CT induced significant cell cycle arrest in SWO-38 cells. Incubation with 20 ng/ml CT for 72 h caused an accumulation of cells in the G₀/G₁ phase; the percentage of cells in this phase reached 73.01±2.55% compared with 65.24±3.74% in the control group (Fig. 2A and B). Furthermore, there was a significant decrease in the percentage of cells in the S phase. The percentage of the cells in the S phase was 17.19±2.53% in the CT-treated group and 25.58±3.18% in the control group. Western blot analysis confirmed that treatment with 20 ng/ml CT for 72 h downregulated the cyclin D1 protein levels (Fig. 2C and D). Based on these results, CT appears to block cell-cycle progression from the G₁ to the S phase.
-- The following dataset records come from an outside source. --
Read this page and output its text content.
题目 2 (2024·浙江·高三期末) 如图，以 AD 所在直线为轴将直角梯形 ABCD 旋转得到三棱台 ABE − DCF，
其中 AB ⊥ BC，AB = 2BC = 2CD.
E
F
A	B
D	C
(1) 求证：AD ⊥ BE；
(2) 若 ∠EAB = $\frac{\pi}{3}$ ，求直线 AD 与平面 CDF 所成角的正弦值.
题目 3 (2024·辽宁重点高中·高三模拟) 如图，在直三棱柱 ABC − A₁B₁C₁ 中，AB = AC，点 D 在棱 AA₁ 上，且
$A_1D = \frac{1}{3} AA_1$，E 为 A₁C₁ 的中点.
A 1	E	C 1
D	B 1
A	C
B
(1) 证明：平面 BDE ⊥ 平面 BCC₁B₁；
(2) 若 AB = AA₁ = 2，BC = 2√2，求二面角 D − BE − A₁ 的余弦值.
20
CT-treated SWO-38 cells exhibited a significantly decreased invasion (Fig. 3A and B) and migration (Fig. 3C and D) capacity compared with the control cells (P<0.05; Fig. 3E).

To elucidate the underlying molecular mechanism of CT-induced SWO-38 glioma cell differentiation, we determined the expression of the main proteins involved in the PI3K/AKT signaling pathway. As shown in Fig. 4, p-AKTser473 activity decreased after SWO-38 cells were treated with 10 ng/ml CT for 72 h, whereas the AKT activity was not altered. Additionally, CT treatment upregulated GFAP and downregulated cyclin D1 expression in the SWO-38 cells.
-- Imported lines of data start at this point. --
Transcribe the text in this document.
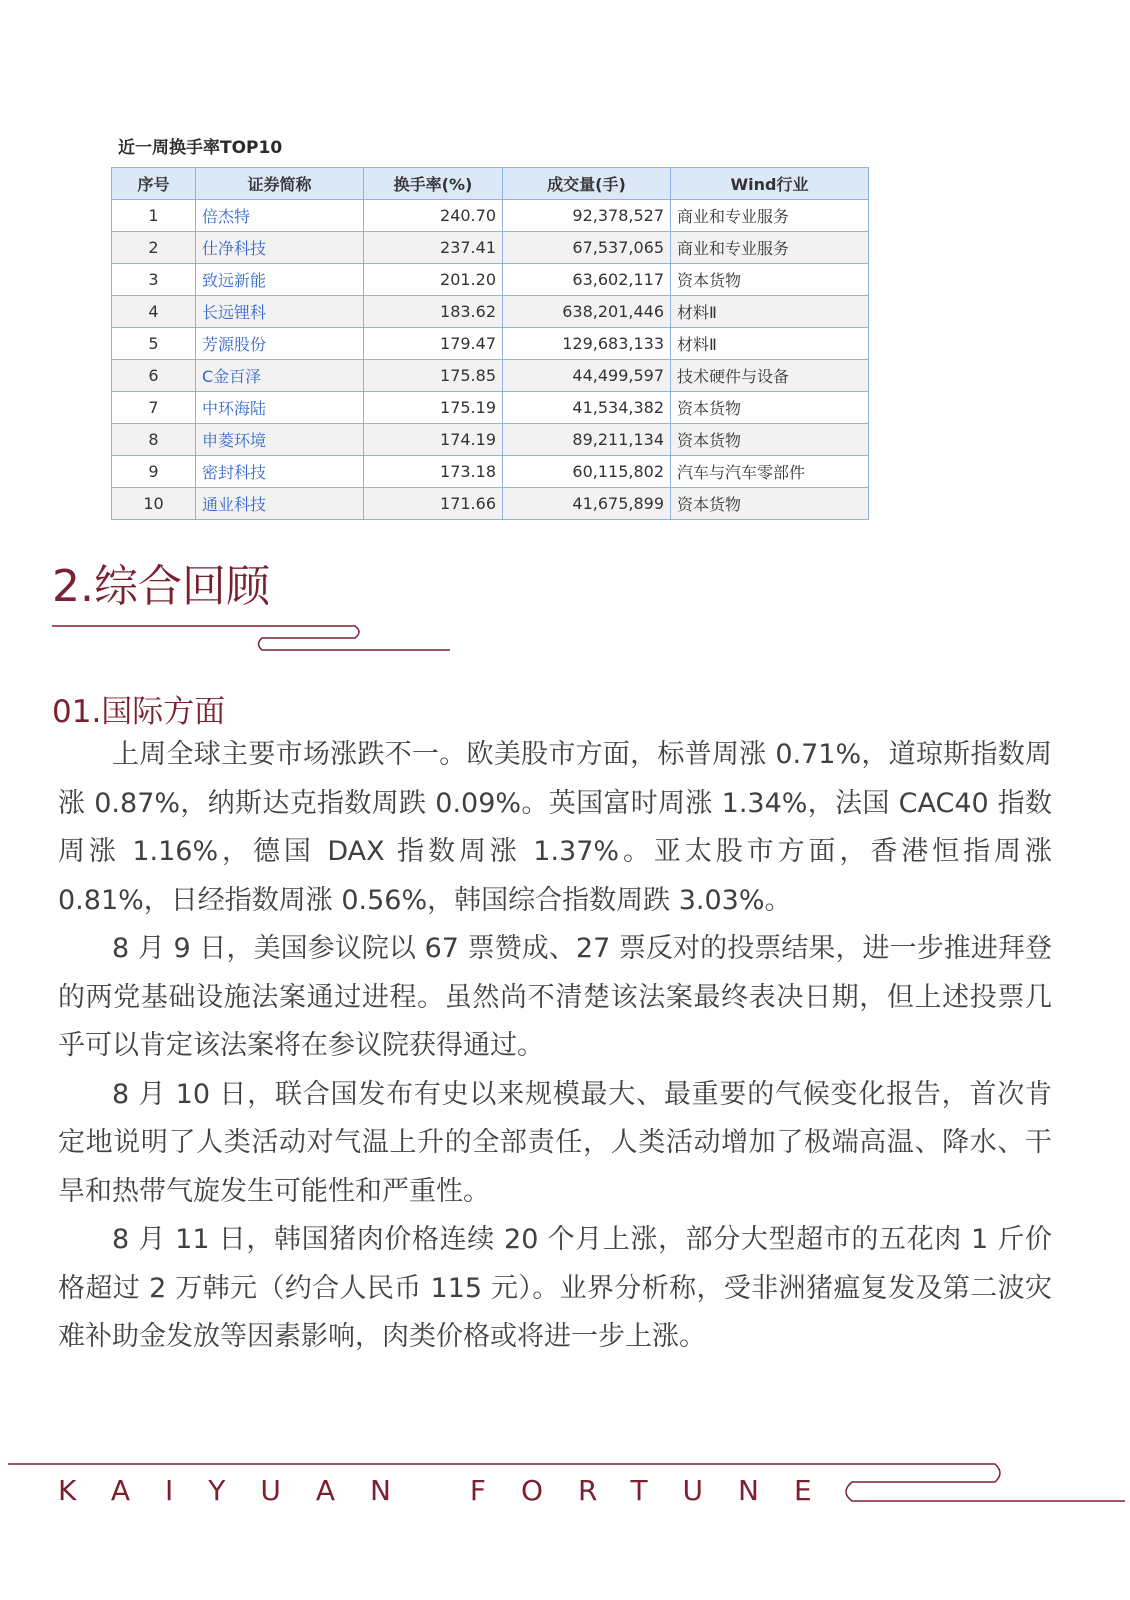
近一周换手率TOP10
序号	证券简称	换手率(%)	成交量(手)	Wind行业
1	倍杰特	240.70	92,378,527	商业和专业服务
2	仕净科技	237.41	67,537,065	商业和专业服务
3	致远新能	201.20	63,602,117	资本货物
4	长远锂科	183.62	638,201,446	材料Ⅱ
5	芳源股份	179.47	129,683,133	材料Ⅱ
6	C金百泽	175.85	44,499,597	技术硬件与设备
7	中环海陆	175.19	41,534,382	资本货物
8	申菱环境	174.19	89,211,134	资本货物
9	密封科技	173.18	60,115,802	汽车与汽车零部件
10	通业科技	171.66	41,675,899	资本货物
2.综合回顾
01.国际方面

上周全球主要市场涨跌不一。欧美股市方面，标普周涨 0.71%，道琼斯指数周涨 0.87%，纳斯达克指数周跌 0.09%。英国富时周涨 1.34%，法国 CAC40 指数周涨 1.16%，德国 DAX 指数周涨 1.37%。亚太股市方面，香港恒指周涨 0.81%，日经指数周涨 0.56%，韩国综合指数周跌 3.03%。

8 月 9 日，美国参议院以 67 票赞成、27 票反对的投票结果，进一步推进拜登的两党基础设施法案通过进程。虽然尚不清楚该法案最终表决日期，但上述投票几乎可以肯定该法案将在参议院获得通过。

8 月 10 日，联合国发布有史以来规模最大、最重要的气候变化报告，首次肯定地说明了人类活动对气温上升的全部责任，人类活动增加了极端高温、降水、干旱和热带气旋发生可能性和严重性。

8 月 11 日，韩国猪肉价格连续 20 个月上涨，部分大型超市的五花肉 1 斤价格超过 2 万韩元（约合人民币 115 元）。业界分析称，受非洲猪瘟复发及第二波灾难补助金发放等因素影响，肉类价格或将进一步上涨。

KAIYUAN FORTUNE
To further investigate whether PTEN is required during the process of CT-induced SWO-38 cell differentiation, siRNA was used to selectively knockdown the PTEN gene. After 6 h of transfection, the PTEN level was markedly reduced compared with the control cells (Fig. 5F). After the addition of CT, the cells were incubated for a further 72 h. The differentiation effects of CT on cell morphology (Fig. 5A and B), GFAP expression (Fig. 5F), cell cycle distribution (Fig. 5C and D) and invasion and migration capacity (Fig. 5E) in SWO-38 cells were attenuated.
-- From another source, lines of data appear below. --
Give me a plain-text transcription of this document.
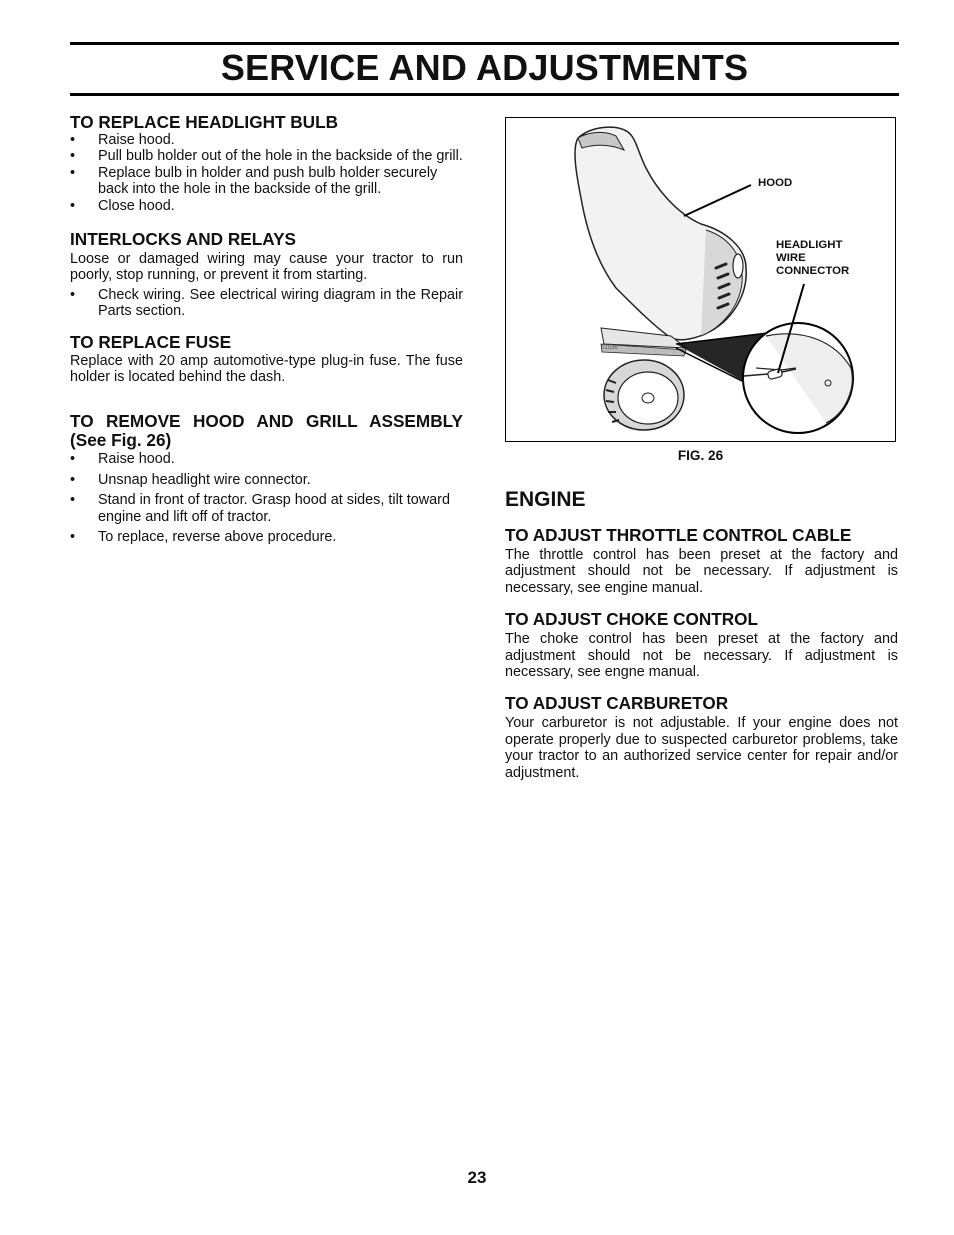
SERVICE AND ADJUSTMENTS
TO REPLACE HEADLIGHT BULB
• Raise hood.
• Pull bulb holder out of the hole in the backside of the grill.
• Replace bulb in holder and push bulb holder securely back into the hole in the backside of the grill.
• Close hood.
INTERLOCKS AND RELAYS

Loose or damaged wiring may cause your tractor to run poorly, stop running, or prevent it from starting.

• Check wiring. See electrical wiring diagram in the Repair Parts section.
TO REPLACE FUSE

Replace with 20 amp automotive-type plug-in fuse. The fuse holder is located behind the dash.

TO REMOVE HOOD AND GRILL ASSEMBLY (See Fig. 26)
• Raise hood.
• Unsnap headlight wire connector.
• Stand in front of tractor. Grasp hood at sides, tilt toward engine and lift off of tractor.
• To replace, reverse above procedure.
HOOD
HEADLIGHT
WIRE
CONNECTOR
01536
FIG. 26
ENGINE
TO ADJUST THROTTLE CONTROL CABLE

The throttle control has been preset at the factory and adjustment should not be necessary. If adjustment is necessary, see engine manual.

TO ADJUST CHOKE CONTROL

The choke control has been preset at the factory and adjustment should not be necessary. If adjustment is necessary, see engne manual.

TO ADJUST CARBURETOR

Your carburetor is not adjustable. If your engine does not operate properly due to suspected carburetor problems, take your tractor to an authorized service center for repair and/or adjustment.

23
To provide additional evidence for the importance of the PTEN/PI3K/AKT pathway in SWO-38 cell differentiation, we assessed the effects of the MAPK inhibitor PD0325901 and PI3K inhibitor LY294002 on CT-induced SWO-38 cell differentiation. SWO-38 cells were incubated with LY294002 (100 μmol/l) or PD0325901 (40 μmol/l) for 2 h. CT was subsequently added and the cells were incubated for an additional 72 h. As shown in Fig. 6A and B, CT-induced morphological transformation was attenuated via the inhibition of PI3K activity by LY294002, while exposure to the MAPK inhibitor PD0325901 and CT did not alter PI3K activity (Fig. 6C and D). Furthermore, the upregulation of GFAP and p-AKTser473 and the downregulation of cyclin D1 induced by CT were reverted by LY294002, but not by PD0325901 (Fig. 6G and H). The cell cycle alterations (G₀/G₁ cell cycle arrest and accelerated S phase entry; Fig. 6E) and cell migration and invasion capacity were markedly counteracted by LY294002, indicating that the PTEN/PI3K/AKT pathway rather than the PTEN/MAPK/ERK pathway was directly involved in the process of differentiation in SWO-38 cells (Fig. 6F).